Ma l’uomo, il cui nome non verrà mai svelato, per quel maledetto giorno ha un alibi. Dopo aver controllato il resoconto degli eventi e i tabulati telefonici, anche lui esce momentaneamente di scena. Intanto si fa strada l’idea che l’assassino conoscesse almeno due delle bambine: Carmen ad esempio è strangolata da dietro, di sopresa. Ma le altre due frontalmente e nello stomaco non avevano i resti di dolciumi: segno che il predatore non ha 0avuto bisogno di attirarle.
La polizia però non riesce a dimostrare nulla di tutto cio’. Alla fine il killer sembra essersi fermato, molti pensano sia quell’uomo il cui nome non è stato mai rivelato. È a questo punto che la polizia fa una scoperta sensazionale: c’è nei loro database un tizio che è nato a Panza, contrada nella quale sorge il bosco di Campotese, teatro dei due primi omicidi, quelli delle due bambine, quelli di Carmen e Wanda.
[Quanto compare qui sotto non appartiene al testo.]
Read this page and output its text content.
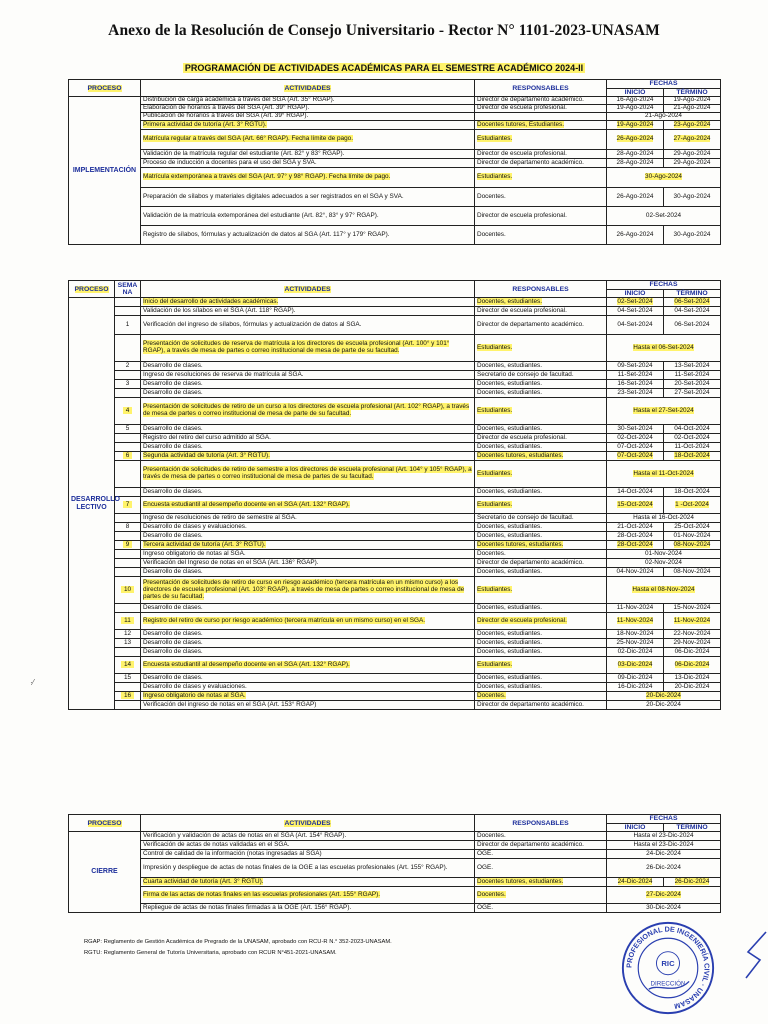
Anexo de la Resolución de Consejo Universitario - Rector N° 1101-2023-UNASAM
PROGRAMACIÓN DE ACTIVIDADES ACADÉMICAS PARA EL SEMESTRE ACADÉMICO 2024-II
PROCESO	ACTIVIDADES	RESPONSABLES	FECHAS	
			INICIO	TÉRMINO
IMPLEMENTACIÓN	Distribución de carga académica a través del SGA (Art. 35° RGAP).	Director de departamento académico.	16-Ago-2024	19-Ago-2024
	Elaboración de horarios a través del SGA (Art. 39° RGAP).	Director de escuela profesional.	19-Ago-2024	21-Ago-2024
	Publicación de horarios a través del SGA (Art. 39° RGAP).		21-Ago-2024	
	Primera actividad de tutoría (Art. 3° RGTU).	Docentes tutores, Estudiantes.	19-Ago-2024	23-Ago-2024
	Matrícula regular a través del SGA (Art. 66° RGAP). Fecha límite de pago.	Estudiantes.	26-Ago-2024	27-Ago-2024
	Validación de la matrícula regular del estudiante (Art. 82° y 83° RGAP).	Director de escuela profesional.	28-Ago-2024	29-Ago-2024
	Proceso de inducción a docentes para el uso del SGA y SVA.	Director de departamento académico.	28-Ago-2024	29-Ago-2024
	Matrícula extemporánea a través del SGA (Art. 97° y 98° RGAP). Fecha límite de pago.	Estudiantes.	30-Ago-2024	
	Preparación de sílabos y materiales digitales adecuados a ser registrados en el SGA y SVA.	Docentes.	26-Ago-2024	30-Ago-2024
	Validación de la matrícula extemporánea del estudiante (Art. 82°, 83° y 97° RGAP).	Director de escuela profesional.	02-Set-2024	
	Registro de sílabos, fórmulas y actualización de datos al SGA (Art. 117° y 179° RGAP).	Docentes.	26-Ago-2024	30-Ago-2024
PROCESO	SEMA NA	ACTIVIDADES	RESPONSABLES	FECHAS	
				INICIO	TÉRMINO
DESARROLLO LECTIVO		Inicio del desarrollo de actividades académicas.	Docentes, estudiantes.	02-Set-2024	06-Set-2024
		Validación de los sílabos en el SGA (Art. 118° RGAP).	Director de escuela profesional.	04-Set-2024	04-Set-2024
	1	Verificación del ingreso de sílabos, fórmulas y actualización de datos al SGA.	Director de departamento académico.	04-Set-2024	06-Set-2024
		Presentación de solicitudes de reserva de matrícula a los directores de escuela profesional (Art. 100° y 101° RGAP), a través de mesa de partes o correo institucional de mesa de parte de su facultad.	Estudiantes.	Hasta el 06-Set-2024	
	2	Desarrollo de clases.	Docentes, estudiantes.	09-Set-2024	13-Set-2024
		Ingreso de resoluciones de reserva de matrícula al SGA.	Secretario de consejo de facultad.	11-Set-2024	11-Set-2024
	3	Desarrollo de clases.	Docentes, estudiantes.	16-Set-2024	20-Set-2024
		Desarrollo de clases.	Docentes, estudiantes.	23-Set-2024	27-Set-2024
	4	Presentación de solicitudes de retiro de un curso a los directores de escuela profesional (Art. 102° RGAP), a través de mesa de partes o correo institucional de mesa de parte de su facultad.	Estudiantes.	Hasta el 27-Set-2024	
	5	Desarrollo de clases.	Docentes, estudiantes.	30-Set-2024	04-Oct-2024
		Registro del retiro del curso admitido al SGA.	Director de escuela profesional.	02-Oct-2024	02-Oct-2024
		Desarrollo de clases.	Docentes, estudiantes.	07-Oct-2024	11-Oct-2024
	6	Segunda actividad de tutoría (Art. 3° RGTU).	Docentes tutores, estudiantes.	07-Oct-2024	18-Oct-2024
		Presentación de solicitudes de retiro de semestre a los directores de escuela profesional (Art. 104° y 105° RGAP), a través de mesa de partes o correo institucional de mesa de partes de su facultad.	Estudiantes.	Hasta el 11-Oct-2024	
		Desarrollo de clases.	Docentes, estudiantes.	14-Oct-2024	18-Oct-2024
	7	Encuesta estudiantil al desempeño docente en el SGA (Art. 132° RGAP).	Estudiantes.	15-Oct-2024	1 -Oct-2024
		Ingreso de resoluciones de retiro de semestre al SGA.	Secretario de consejo de facultad.	Hasta el 16-Oct-2024	
	8	Desarrollo de clases y evaluaciones.	Docentes, estudiantes.	21-Oct-2024	25-Oct-2024
		Desarrollo de clases.	Docentes, estudiantes.	28-Oct-2024	01-Nov-2024
	9	Tercera actividad de tutoría (Art. 3° RGTU).	Docentes tutores, estudiantes.	28-Oct-2024	08-Nov-2024
		Ingreso obligatorio de notas al SGA.	Docentes.	01-Nov-2024	
		Verificación del Ingreso de notas en el SGA (Art. 136° RGAP).	Director de departamento académico.	02-Nov-2024	
		Desarrollo de clases.	Docentes, estudiantes.	04-Nov-2024	08-Nov-2024
	10	Presentación de solicitudes de retiro de curso en riesgo académico (tercera matrícula en un mismo curso) a los directores de escuela profesional (Art. 103° RGAP), a través de mesa de partes o correo institucional de mesa de partes de su facultad.	Estudiantes.	Hasta el 08-Nov-2024	
		Desarrollo de clases.	Docentes, estudiantes.	11-Nov-2024	15-Nov-2024
	11	Registro del retiro de curso por riesgo académico (tercera matrícula en un mismo curso) en el SGA.	Director de escuela profesional.	11-Nov-2024	11-Nov-2024
	12	Desarrollo de clases.	Docentes, estudiantes.	18-Nov-2024	22-Nov-2024
	13	Desarrollo de clases.	Docentes, estudiantes.	25-Nov-2024	29-Nov-2024
		Desarrollo de clases.	Docentes, estudiantes.	02-Dic-2024	06-Dic-2024
	14	Encuesta estudiantil al desempeño docente en el SGA (Art. 132° RGAP).	Estudiantes.	03-Dic-2024	06-Dic-2024
	15	Desarrollo de clases.	Docentes, estudiantes.	09-Dic-2024	13-Dic-2024
		Desarrollo de clases y evaluaciones.	Docentes, estudiantes.	16-Dic-2024	20-Dic-2024
	16	Ingreso obligatorio de notas al SGA.	Docentes.	20-Dic-2024	
		Verificación del ingreso de notas en el SGA (Art. 153° RGAP)	Director de departamento académico.	20-Dic-2024	
PROCESO	ACTIVIDADES	RESPONSABLES	FECHAS	
			INICIO	TÉRMINO
CIERRE	Verificación y validación de actas de notas en el SGA (Art. 154° RGAP).	Docentes.	Hasta el 23-Dic-2024	
	Verificación de actas de notas validadas en el SGA.	Director de departamento académico.	Hasta el 23-Dic-2024	
	Control de calidad de la información (notas ingresadas al SGA)	OGE.	24-Dic-2024	
	Impresión y despliegue de actas de notas finales de la OGE a las escuelas profesionales (Art. 155° RGAP).	OGE.	26-Dic-2024	
	Cuarta actividad de tutoría (Art. 3° RGTU).	Docentes tutores, estudiantes.	24-Dic-2024	26-Dic-2024
	Firma de las actas de notas finales en las escuelas profesionales (Art. 155° RGAP).	Docentes.	27-Dic-2024	
	Repliegue de actas de notas finales firmadas a la OGE (Art. 156° RGAP).	OGE.	30-Dic-2024	
RGAP: Reglamento de Gestión Académica de Pregrado de la UNASAM, aprobado con RCU-R N.° 352-2023-UNASAM.
RGTU: Reglamento General de Tutoría Universitaria, aprobado con RCUR N°451-2021-UNASAM.
·⁄
PROFESIONAL DE INGENIERÍA CIVIL · UNASAM
RIC
DIRECCIÓN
Il tizio è collegato ad entrambe, è stato il compagno delle loro madri, giovani donne sole, single, bisognose di una spalla su cui poggiarsi. Lui si è trasferito poco dopo l’omicidio della piccola Miki. Deve essere lui, pensano gli inquirenti. Sono stremati, stressati dalla lunga, interminabile serie di investigazioni e dal susseguirsi di questi crimini atroci. Il pm mugugna, mette il bastone tra le ruote agli inquirenti: due su tre non basta, non c’è nessun collegamento tra il sospettato e la terza vittima, il suo Dna non corrisponde in modo soddisfacente a quello dei campioni di sperma recuperati dal corpo di una di esse, la piccola Wanda.
L’uomo si professa innocente. Il killer è ancora là fuori. Poi succede qualcosa di apparentemente scollegato, che non c’entra nulla con tutta questa storia: a Casamicciola, in pieno centro, nella accorsatissima Via Marina, lungo vialone che è tutto un susseguirsi di boutique, negozietti, prodotti tipici, bar e baretti, due gruppi di rumeni ubriachi cominciano a picchiarsi: si menano di brutto, se le danno di santa ragione, scorre il sangue, sangue a fiumi.
E negli scontri resta ucciso un italiano: si chiamo Dionisio Termini, è un pompiere volontario, uno di quelli che non è riuscito a superare i test ma ci tiene a salire sull’autopompa. Piccoli precedenti per droga, rissa, resistenza a pubblico ufficiale, Dionisio è un brutto tipo. E’ anche il compagno della mamma di Wanda, adesso. E prima è stato il fidanzato di Anna, una giovane parrucchiera separata e madre della piccola Miki, la terza vittima del killer delle bambine. Il commissario Ciro Carbone non riesce a trovare alcun collegamento con la prima vittima, Carmen. Ma riesce a fregare un bicchiere al bar, sotto il naso del giovane Termini, mezzo ubriaco, e ad avere cosi il suo DNA, anche se inutilizzabile in tribunale. Carbone non lo arresta, non ci pensa neppure. Carbone lo prende sotto al braccio e lo porta fuori da quel bar, quel bar a Via Marina sul lungomare di Casamicciola.
Carbone è il commissario della polizia locale: certe cose non le puo’ fare, non le puo’ neppure pensare. Ma altre si, invece, e le fa: uno dei rumeni che si tagliano coi cocci di bottiglia è un pusher, uno di quelli a cui Carbone ha lasciato la roba in cambio di un regalino per uso personale. Il picchiatore gli deve un favore e glie lo fa: il giovane Termini viene travolto dalla rissa, viene ripetutamente colpito al ventre e ai fianchi. Morirà dissanguato mentre arriva in ospedale. Brutta storia – scrive Carbone sul verbale – Si ma chi è stato? Il rumeno è stato, non lo sai? Brutta gente.